Si Germán hubiera llegado unos segundos antes al patio del torreón es posible que hubiera salvado la vida. En efecto, incluso el castillo sufrió bastante poco, dado que el enorme acantilado que lo domina por el norte interpuso su masa entre la hoguera y él.
Otra cosa me asombra: a partir del momento en que el fragor del tren (una vez más esta expresión me parece irrisoria) estalló en la bodega, seguido de ese horrible calor de horno, hubo en mis compañeros y en mí como una parálisis de los miembros, de la palabra y hasta del pensamiento. Se habló poco, se movió menos, y lo más sorprendente, como ya lo señalé, es que no tuve ni una idea clara de lo que pasaba afuera de la bodega antes de la aparición de Germán. Hasta entonces seguía pensando en términos vagos y no sacaba ninguna conclusión del corte de la corriente eléctrica, del persistente silencio de las estaciones de radio, del inhumano trueno y de la terrorífica elevación de la temperatura.

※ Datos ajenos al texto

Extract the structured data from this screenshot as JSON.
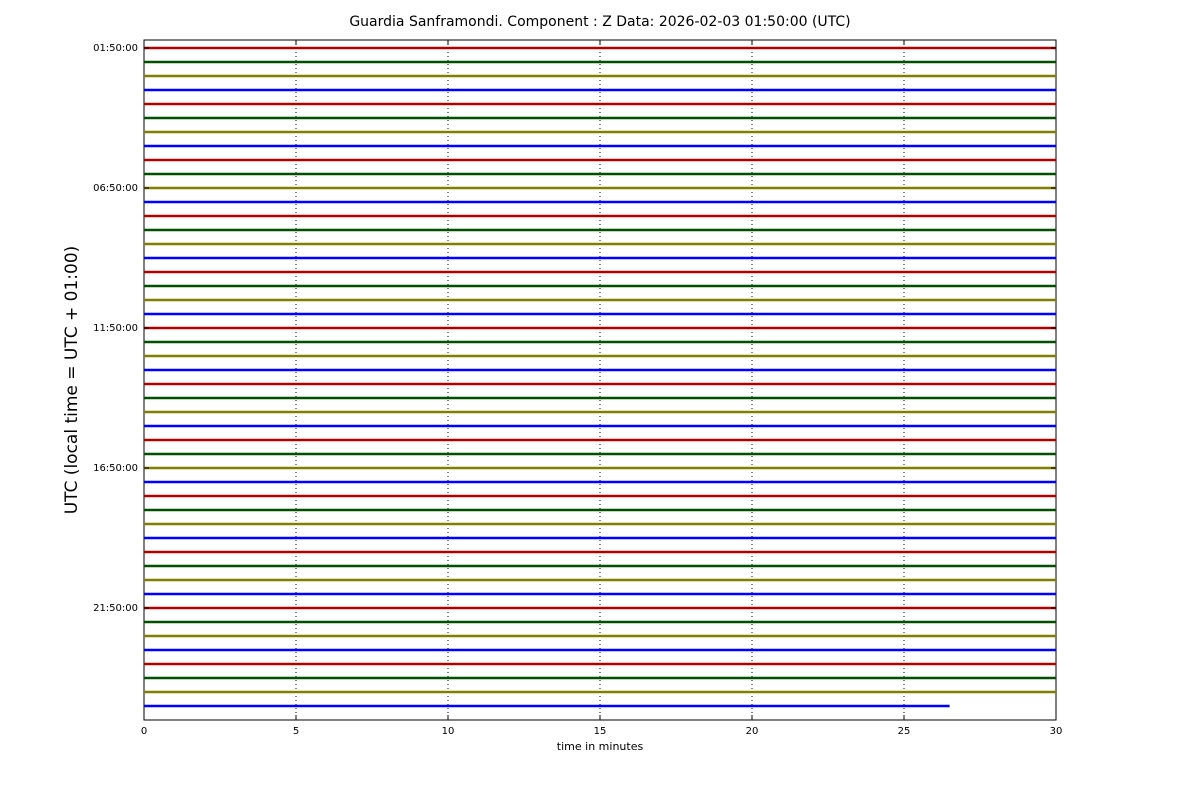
{
  "chart_data": {
    "type": "helicorder",
    "title": "Guardia Sanframondi. Component : Z Data: 2026-02-03 01:50:00 (UTC)",
    "x_label": "time in minutes",
    "y_label": "UTC (local time = UTC + 01:00)",
    "xlim": [
      0,
      30
    ],
    "xticks": [
      0,
      5,
      10,
      15,
      20,
      25,
      30
    ],
    "grid": true,
    "colors": [
      "#b00000",
      "#005000",
      "#808000",
      "#0000ff"
    ],
    "categories": [
      "01:50:00",
      null,
      null,
      null,
      null,
      null,
      null,
      null,
      null,
      null,
      "06:50:00",
      null,
      null,
      null,
      null,
      null,
      null,
      null,
      null,
      null,
      "11:50:00",
      null,
      null,
      null,
      null,
      null,
      null,
      null,
      null,
      null,
      "16:50:00",
      null,
      null,
      null,
      null,
      null,
      null,
      null,
      null,
      null,
      "21:50:00",
      null,
      null,
      null,
      null,
      null,
      null,
      null
    ],
    "trace_ends": [
      30,
      30,
      30,
      30,
      30,
      30,
      30,
      30,
      30,
      30,
      30,
      30,
      30,
      30,
      30,
      30,
      30,
      30,
      30,
      30,
      30,
      30,
      30,
      30,
      30,
      30,
      30,
      30,
      30,
      30,
      30,
      30,
      30,
      30,
      30,
      30,
      30,
      30,
      30,
      30,
      30,
      30,
      30,
      30,
      30,
      30,
      30,
      26.5
    ]
  }
}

Al mismo tiempo que la facultad de razonar, perdí la noción del tiempo. Incluso hoy, no puedo decir cuántos minutos pasaron entre el momento en que la luz se apagó y el momento en que la puerta se abrió para dar paso a Germán. Creo que se deberá a que hubo varias lagunas en la percepción de las cosas, funcionando ésta sólo con intermitencias y de manera débil.
Perdí también el sentido moral. No lo perdí en seguida puesto que me esforcé cuanto pude para ayudar a Meyssonnier. Pero fue ese, se puede decir, su último destello. Después no se me ocurrió pensar que era una conducta muy poco altruista la de acaparar la única tina de agua que teníamos zambulléndome y quedándome tanto tiempo sumergido. Por otra parte, ¿si no lo hubiera hecho, hubiera tenido la fuerza de ir, sobre las rodillas y las manos, a empujar la puerta que Germán había dejado abierta? Después me di cuenta que ninguno de mis compañeros se movió, por más que sus ojos estuvieron fijos en la abertura con una expresión de sufrimiento.